The new edition also contains two special chapters examining the role of rising prices for agricultural inputs, such as fuel and fertilizers, and the risks the war in Ukraine poses for global food commodity markets.

World production of major cereals is expected to decline in 2022 for the first time in four years, while global utilization is also seen down, for the first time in 20 years. However, the use of cereals for direct food consumption by humans is not anticipated to be impacted, as the decline in total use is expected to result from lower feed use of wheat, coarse grains and rice.

World wheat stocks are set to increase marginally in the year, mostly due to anticipated build-ups of inventories in China, the Russian Federation and Ukraine.

Word maize output and utilization are forecast to hit new records, associated with greater ethanol production in Brazil and the US as well as industrial starch production in China.

Global consumption of vegetable oils is predicted to outpace production, despite expected demand rationing.

While meat production is expected to decline in Argentina, the EU and the US, global output is forecast to expand by 1%, led by an 8% foreseen increase in pork meat production in China, reaching and even exceeding the level before the dramatic spread of the African swine fever virus in 2018.

World milk production is forecast to expand more slowly than in previous years, constrained by falling dairy herd numbers and lower profit margins in several major producing regions, while trade may contract from the elevated level of 2021.

World sugar production is expected to increase after three years of decline, led by gains in India, Thailand and the EU.
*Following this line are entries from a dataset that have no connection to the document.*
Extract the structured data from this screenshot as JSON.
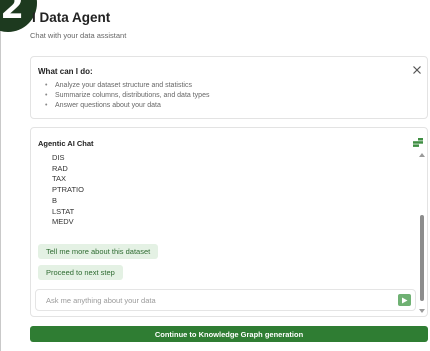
{
  "step": {
    "number": "2"
  },
  "app": {
    "title": "I Data Agent",
    "subtitle": "Chat with your data assistant"
  },
  "info_panel": {
    "heading": "What can I do:",
    "close_icon": "close-icon",
    "items": [
      "Analyze your dataset structure and statistics",
      "Summarize columns, distributions, and data types",
      "Answer questions about your data"
    ]
  },
  "chat": {
    "title": "Agentic AI Chat",
    "menu_icon": "chat-menu-icon",
    "lines": [
      "DIS",
      "RAD",
      "TAX",
      "PTRATIO",
      "B",
      "LSTAT",
      "MEDV"
    ],
    "suggestions": [
      "Tell me more about this dataset",
      "Proceed to next step"
    ],
    "input": {
      "value": "",
      "placeholder": "Ask me anything about your data"
    },
    "send_icon": "send-arrow-icon"
  },
  "footer": {
    "continue_label": "Continue to Knowledge Graph generation"
  },
  "colors": {
    "accent": "#2f7d33",
    "suggestion_bg": "#e4f1e4",
    "suggestion_text": "#2e6b31",
    "badge": "#1d3a1f"
  }
}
Meanwhile, global aquaculture production is forecast to increase by 2.9% while that of capture fisheries will likely expand by 0.2%. Reflecting rising prices of fish, total export revenues from fisheries and aquaculture products are anticipated to climb by 2.8%, while volumes seen dropping by 1.9%.

Agricultural inputs and the future

Along with rising food prices – with the FAO Food Price Index (FFPI) near its all-time high and prices of several staples having registered large runups in the past year – the agricultural sectors are exposed to supply limitations due to rising input costs , in particular for fertilizers and fuels, that could spur further food price rises.

High food prices are typically a boon for producers, as farm profits rise. However, rapidly rising input costs – associated with rising energy costs and export restrictions on key fertilizers imposed by major players in the sector – are more than offsetting that, and if protracted, this would raise concerns about whether supply responses can be both quick and sufficient.